KOTA KINABALU: Semporna is known for being the gateway to some of the world's best diving sites, including Mabul Island, but unfortunately, fish bombing activities are threatening the marine ecosystem there.

Semporna Priority Conservation Area team leader Choo Poh Leem said about 86% of the corals in the district were on the verge of destruction due to fish bombing activities.

"Such actions are also leading to extinction of marine life," she said during an awareness programme with parents, teachers and students in Semporna on Friday (Jan 25).

She added that awareness was important to stop this threat and should be instilled among parents and their children.

"We have to keep telling the public that fish bombing activities are illegal and destroy the ecosystem," she said.

On a related matter, Choo said the practice of killing turtles for meat, taking turtle eggs and the commercial sale of turtles was also a huge problem in Semporna.

"Some 300 turtles were recorded to have been killed as of 2017," she said.
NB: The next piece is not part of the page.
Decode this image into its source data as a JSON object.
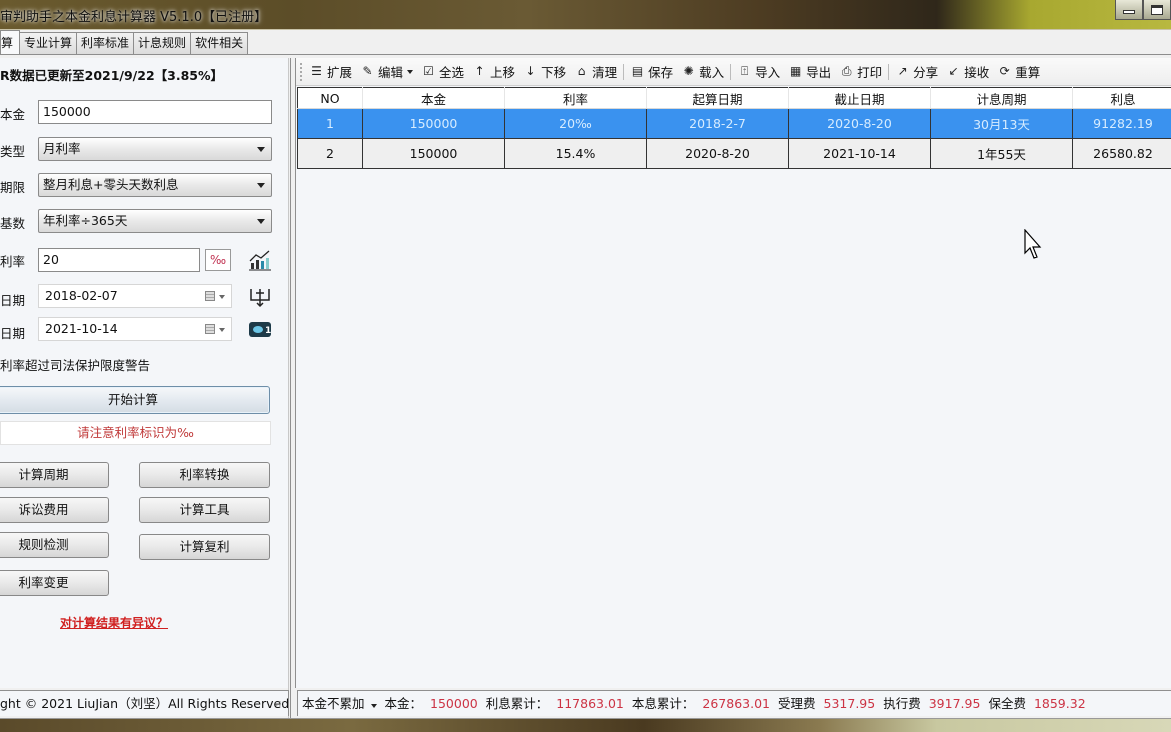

Choo said turtle viewing and release of hatchlings were part of tourism activities on offer here, but if the community kept killing them or taking their eggs, there would be no more turtles left to see.

"A person found with one turtle egg can be fined RM50,000 and up to RM250,000," she said.

Choo said enforcement agencies must be more proactive and play  greater role in making sure that such activities were stopped.

"Law enforcement is vital to help curb fish bombing," she said.

She added added that they would be working with enforcement agencies to hold a workshop on the issue at the Semporna Fisheries Department office on Feb 26.

Earlier, Deputy Chief Minister Datuk Jaujan Sambakong, who officiated at the event, reminded the community to be responsible and help protect the environment.

"Our nature is our treasure. Without them, we will not be able to introduce Sabah to the world.

"Do not exploit what we have. We have to work together to take care of our nature," he added.